Das Bühnenlicht sprang um und gab das verabredete Zeichen, dass die Vorstellung gleich begann.
Inka sah ihn an. »Ich gehe da nicht raus«, sagte sie und machte einen halben Schritt zurück.
»Was? Allen Ernstes?« Schmobi konnte nicht fassen, was sie da sagte, und wandte sich zu ihr.
»Hast du sie betrachtet?«
»Ja, und? Die wollen den Zerbrochnen Krug sehen.« Er starrte sie an. »Die machen einen Ausflug und sind eben zu uns gekommen. Ist zwar scheiße, aber … na, die sitzen halt jetzt da.«
Inka kreuzte die Arme vor der Brust und stemmte sich mit beiden Beinen bockig gegen die Dielen. »Die schmeißen die leeren Flaschen nach uns, wenn es ihnen nicht gefällt. Die rufen nicht einfach nur Buh oder so.«
»Meine Güte!« Er rollte mit den Augen. »Das werden sie schon nicht.«
»Du gibst mir die Garantie, dass ich keine Flasche an den Kopf bekomme?«, hielt sie dagegen. »Oder sie sind extra nur deswegen reingekommen: kurz mal ein Theater aufmischen.«
»Dann holen wir die Polizei. Also, nachdem …« Schmobi sah seiner Eve Rull an, dass sie nicht von ihrer Position abweichen würde.

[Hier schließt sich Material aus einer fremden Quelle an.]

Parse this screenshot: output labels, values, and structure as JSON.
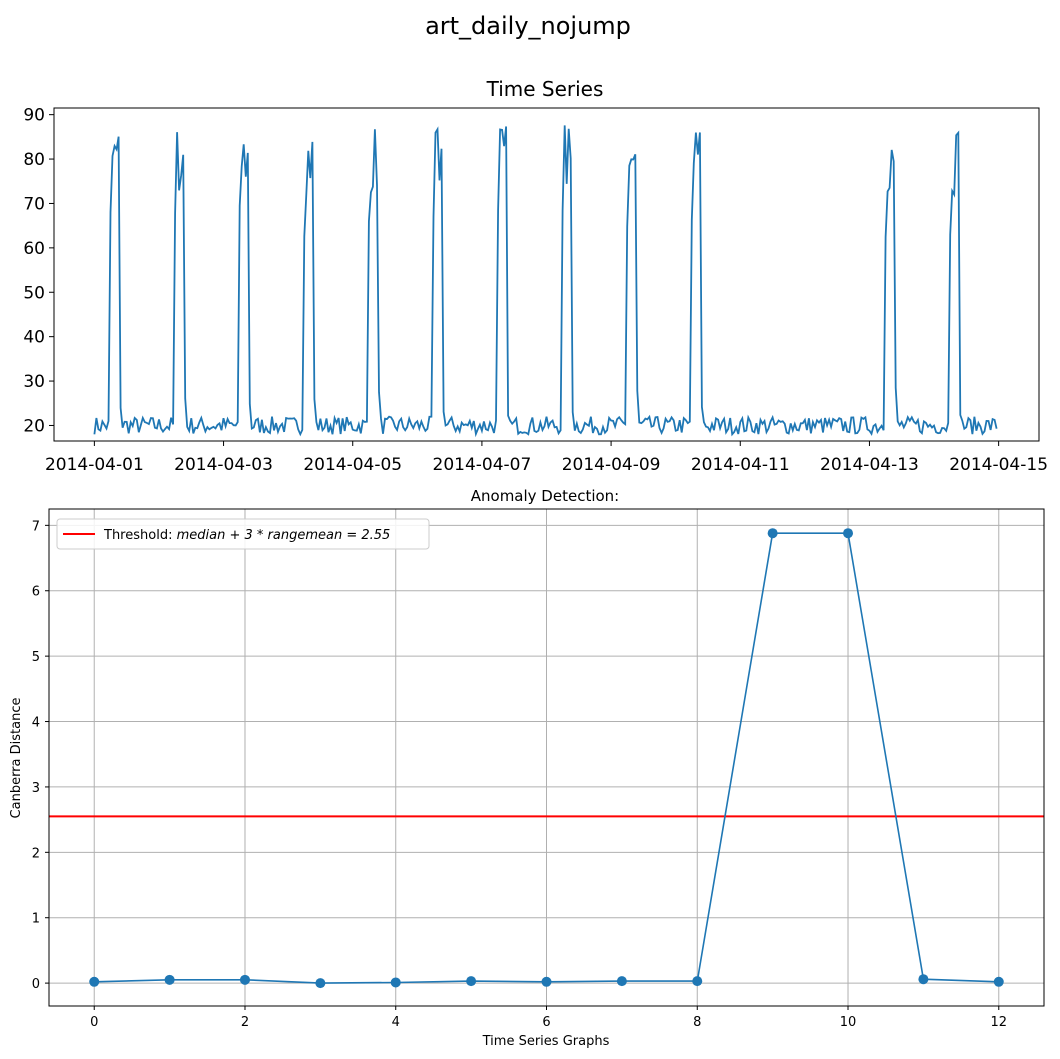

Zenzo, ihr Gerichtsrat Walter und ebenfalls im Kostüm, kam auf die Bühne gerannt. »Was macht ihr denn noch hier? Es geht gleich los.« Eigentlich hieß er Vincenzo, aber das dauerte zu lange beim Aussprechen.
»Biker«, sprach Inka getragen und deutete mit einer ausladenden Geste zum Vorhang. »Nur.«
Zenzo runzelte die Stirn und sah durch den Spalt in den Zuschauerraum. »Fuck«, entfuhr es ihm. »Was ist denn heute los?«
»Ich weiß es nicht!«, rief Schmobi genervt und warf die Hände in die Luft. »Inka weigert sich wegen den paar Motorradfahrern …«
»Demons?« Zenzo hatte das Logo erkannt. »Scheiße, dann gehe ich da auch nicht raus.«
Schmobi hatte das Gefühl, etwas Wichtiges verpasst zu haben, das essenziell für das Verstehen der Situation war.
»Noch fünf Minuten. Alle Posten besetzen«, rief jemand aus dem Hintergrund.
»Nee, warte mal. Da draußen sind die Demons «, brüllte Zenzo zurück, was zu leisem Gelächter aus dem Zuschauerraum führte. Die Biker hatten ihn gehört.
»Seit wann bestimmst du denn, was gemacht wird?« Schmobi versuchte, die sich ausbreitende Panik aufzuhalten, aber sie schlüpfte wie Quecksilber zwischen seinen Fingern hindurch und sickerte weiter. »Und was ist mit dieser Gang?«
Zenzo ging bereits nach hinten, Inka folgte ihm wie der abgesplitterte Teil einer beginnenden Prozession der feigen Mimen.
Schmobi eilte ihnen nach, holte sie ein und umkreiste sie aufgebracht. »Ey, ich spreche mit euch! Was ist mit denen?«
»Die sind gefährlich«, sagte Inka schmollend. Mehr nicht.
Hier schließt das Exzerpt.